There is something deeply concerning about the increased use of facial recognition technology (FRT) by private retailers in the UK.
Sainsbury’s has been trialing the use of this technology in its stores since September last year. Several other retailers have embarked on similar paths, including Asda, Sports Direct and Flannels.
Facial recognition is a computer vision technique that identifies individuals based on a scan of their face. FRT is advanced enough to perform this even from far distances, enabling it to be integrated with camera systems set up inside retail stores and supermarkets.
FRT typically consists of several algorithms and techniques that perform four main steps:
Identifying a human face in a given picture or frame from video footage
Capturing the face from the input picture or video frame and converting this into a standardised form (e.g., resizing and converting to greyscale) to enable more accurate localisation of relevant features for analysis
Extracting and analysing the features from the facial image (such as eyes, nose and mouth), all codified as feature vectors (essentially a list of numbers that represent the facial features)
Checking for a match between the captured feature vector and a database of feature vectors determined by the level of similarity between the two vectors

The surface-level concerns relate to the privacy and data protection implications. FRT involves the processing of biometric data, information that is typically seen as having more serious consequences for individuals when collected and used. The UK GDPR for example treats biometric data as ‘special categories data’ (when used for the purpose of uniquely identifying an individual), the processing of which is by-default prohibited barring an appropriate legal basis and exception.1
Then there are the risks arising from the processing operation behind FRT itself. Discrimination and bias, misidentification and lack of transparency are but a few.
In February of this year, a man was forced to leave from a Sainsbury’s store after staff mistakenly identified him as an offender flagged by its facial recognition system. Other such instances have been reported before.
But these things are offshoots of a broader issue at play.
It is important to understand the underlying incentives motivating the choices being made here, and why retailers are deciding to use FRT in the first place.
In England and Wales, shoplifting offences have been rising.2 The Home Office has found that tackling this crime is made easier with more accessible evidence from, for instance, CCTV footage. Surveys show a high rate of verbal abuse and threats against shop workers.
The incentive structure is clear. With criminal activity on the rise and video surveillance proving valuable in combatting it, naturally retailers will start converging on this technological solution in response to the problem. And an increasing amount are turning to FRT.

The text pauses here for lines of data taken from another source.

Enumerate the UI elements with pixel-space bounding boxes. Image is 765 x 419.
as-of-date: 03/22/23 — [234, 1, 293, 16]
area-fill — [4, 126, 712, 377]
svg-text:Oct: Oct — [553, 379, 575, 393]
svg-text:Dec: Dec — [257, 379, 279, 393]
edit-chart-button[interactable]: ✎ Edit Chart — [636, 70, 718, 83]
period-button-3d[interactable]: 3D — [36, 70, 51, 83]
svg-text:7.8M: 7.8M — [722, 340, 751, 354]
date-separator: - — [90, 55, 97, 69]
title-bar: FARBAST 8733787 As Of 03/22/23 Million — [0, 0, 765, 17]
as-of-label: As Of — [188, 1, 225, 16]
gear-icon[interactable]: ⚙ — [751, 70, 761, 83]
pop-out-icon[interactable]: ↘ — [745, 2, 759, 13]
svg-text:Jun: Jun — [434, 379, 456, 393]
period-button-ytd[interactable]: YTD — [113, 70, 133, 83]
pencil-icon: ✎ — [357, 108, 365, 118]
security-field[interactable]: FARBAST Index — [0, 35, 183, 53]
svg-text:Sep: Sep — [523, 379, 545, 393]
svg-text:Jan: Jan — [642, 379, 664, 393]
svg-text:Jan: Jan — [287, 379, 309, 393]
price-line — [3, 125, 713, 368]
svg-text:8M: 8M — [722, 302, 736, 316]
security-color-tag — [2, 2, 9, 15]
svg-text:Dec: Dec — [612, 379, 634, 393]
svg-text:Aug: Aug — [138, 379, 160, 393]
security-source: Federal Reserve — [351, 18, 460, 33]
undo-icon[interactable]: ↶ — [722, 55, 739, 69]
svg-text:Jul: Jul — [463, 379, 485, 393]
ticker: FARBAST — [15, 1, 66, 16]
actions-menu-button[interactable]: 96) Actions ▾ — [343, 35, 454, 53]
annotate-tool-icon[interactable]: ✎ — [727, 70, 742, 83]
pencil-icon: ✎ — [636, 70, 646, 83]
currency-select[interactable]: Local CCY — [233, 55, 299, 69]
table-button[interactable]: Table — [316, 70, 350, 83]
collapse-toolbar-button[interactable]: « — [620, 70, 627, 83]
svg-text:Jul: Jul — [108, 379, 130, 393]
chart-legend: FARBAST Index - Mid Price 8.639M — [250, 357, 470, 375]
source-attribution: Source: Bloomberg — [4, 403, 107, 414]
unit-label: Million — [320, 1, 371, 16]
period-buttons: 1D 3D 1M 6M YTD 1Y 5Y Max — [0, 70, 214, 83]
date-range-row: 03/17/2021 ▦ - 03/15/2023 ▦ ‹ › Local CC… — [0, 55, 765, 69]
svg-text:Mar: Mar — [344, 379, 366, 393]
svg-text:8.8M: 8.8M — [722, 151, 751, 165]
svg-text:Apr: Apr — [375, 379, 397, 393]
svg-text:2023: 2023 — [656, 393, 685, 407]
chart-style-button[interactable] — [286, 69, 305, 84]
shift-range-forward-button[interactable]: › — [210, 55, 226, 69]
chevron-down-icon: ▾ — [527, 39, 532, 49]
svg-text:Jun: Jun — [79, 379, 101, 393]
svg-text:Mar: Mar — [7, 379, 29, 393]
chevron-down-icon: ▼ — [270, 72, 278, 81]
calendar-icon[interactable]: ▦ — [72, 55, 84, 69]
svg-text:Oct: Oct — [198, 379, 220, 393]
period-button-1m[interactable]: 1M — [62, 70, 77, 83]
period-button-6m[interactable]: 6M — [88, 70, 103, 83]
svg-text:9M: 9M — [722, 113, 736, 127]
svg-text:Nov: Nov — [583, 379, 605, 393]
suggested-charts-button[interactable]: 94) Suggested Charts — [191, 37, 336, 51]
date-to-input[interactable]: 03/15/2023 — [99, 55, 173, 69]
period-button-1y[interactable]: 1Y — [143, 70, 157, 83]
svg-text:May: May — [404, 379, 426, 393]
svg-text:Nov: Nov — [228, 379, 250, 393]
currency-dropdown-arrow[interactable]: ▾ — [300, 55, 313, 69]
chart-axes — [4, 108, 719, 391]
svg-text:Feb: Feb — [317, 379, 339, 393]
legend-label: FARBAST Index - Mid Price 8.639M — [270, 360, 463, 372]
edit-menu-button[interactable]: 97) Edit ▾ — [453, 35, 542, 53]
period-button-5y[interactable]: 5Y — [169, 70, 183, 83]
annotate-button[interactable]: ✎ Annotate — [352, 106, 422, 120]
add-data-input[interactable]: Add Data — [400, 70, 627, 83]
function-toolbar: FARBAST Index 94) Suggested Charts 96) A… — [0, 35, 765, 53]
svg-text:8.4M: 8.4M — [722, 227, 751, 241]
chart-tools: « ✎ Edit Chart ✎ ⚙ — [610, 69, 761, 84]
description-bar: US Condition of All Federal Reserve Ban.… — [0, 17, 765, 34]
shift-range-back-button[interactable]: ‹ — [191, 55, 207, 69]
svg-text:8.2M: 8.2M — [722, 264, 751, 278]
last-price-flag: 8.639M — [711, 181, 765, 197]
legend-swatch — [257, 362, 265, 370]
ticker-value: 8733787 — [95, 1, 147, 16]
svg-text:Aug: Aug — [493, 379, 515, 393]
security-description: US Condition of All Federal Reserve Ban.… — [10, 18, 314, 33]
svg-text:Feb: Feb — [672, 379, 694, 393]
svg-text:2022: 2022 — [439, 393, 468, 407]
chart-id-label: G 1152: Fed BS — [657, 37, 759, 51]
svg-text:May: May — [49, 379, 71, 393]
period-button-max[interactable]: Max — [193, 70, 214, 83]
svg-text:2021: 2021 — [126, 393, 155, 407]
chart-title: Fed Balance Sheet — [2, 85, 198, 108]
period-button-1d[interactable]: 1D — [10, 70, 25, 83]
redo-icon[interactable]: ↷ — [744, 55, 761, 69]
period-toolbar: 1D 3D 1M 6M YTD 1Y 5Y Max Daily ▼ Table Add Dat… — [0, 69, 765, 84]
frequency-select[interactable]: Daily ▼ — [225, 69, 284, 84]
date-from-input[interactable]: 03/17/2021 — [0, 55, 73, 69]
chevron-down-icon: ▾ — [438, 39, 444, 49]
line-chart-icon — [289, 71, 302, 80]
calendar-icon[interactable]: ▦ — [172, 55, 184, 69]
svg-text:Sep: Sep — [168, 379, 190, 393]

Traditionally, if shops had a problem with a shoplifter or other malefactors, staff would intervene, the police would be called and give the person a warning or make an arrest, and the matter would progress through the appropriate legal processes. It is a slow-working mechanism, but the advantage is that each step has procedural protections, evidentiary standards and accountability mechanisms.
FRT’s proliferation across UK retailers changes the landscape quite significantly, in a way that gives rise to various issues, with privacy and data protection among them.
An important aspect regarding the modern use of FRT are the watchlists. With FRT, the system needs a database to compare the captured faces to for a match to be identified. This database, or watchlist, is central to how the system works.
But these watchlists are not merely a technical component for a computer vision system. They form part of the enforcement architecture deployed and managed by private enterprises.
Watchlists essentially function like a police database. Retailers add to these lists those whom they want to be alerted to if they enter the store and potentially remove them or report them to the police. The process for how one is added to these watchlists is essentially determined by the retailers.
Function creep can easily come into play here. The watchlist might start as “people suspected of theft”, but it could cover a variety of different things. It could expand to “people who have been aggressive to staff” or “people who have made staff uncomfortable.” And so on.3
Once the infrastructure exists and the incentives are there, function creep almost becomes inevitable.
Shops represent a prominent public space for many people. They can enable tranquil moments to survey the various products on offer as well as commune with others. They function as both mediums for acquiring new goods and establishing relationships with shop workers, locals and others. They are a way of connecting with the wider world, forming an integral part of one’s daily life.
But FRT turns these spaces into permanent enforcement zones that dampen the experience. With the knowledge of being monitored, people may start to move with purpose, avoid eye contact with cameras, maybe even think twice about going back. Shopping suddenly becomes a risk to manage rather than a privilege to enjoy.
This fits within a broader trend where private actors absorb more functions the state would typically perform - in this case, the identification, monitoring and apprehension of offenders. Commercial actors are increasingly governing conduct in public-facing spaces using tools that the state would legally struggle to deploy itself.
It means that shoppers are being policed by entities that do not face all the constraints of law enforcement agencies. Retailers and the developers of FRT are focused on solving the shoplifter problem. But in doing so they are also building a self-contained surveillance and enforcement infrastructure deployed and operated by private actors driven by closed-source incentives. One facial recognition camera at a time.
See Article 9(2) UK GDPR.
Sometimes people are added to watchlists for seemingly minor offences, such as disputes over 39p of paracetamol.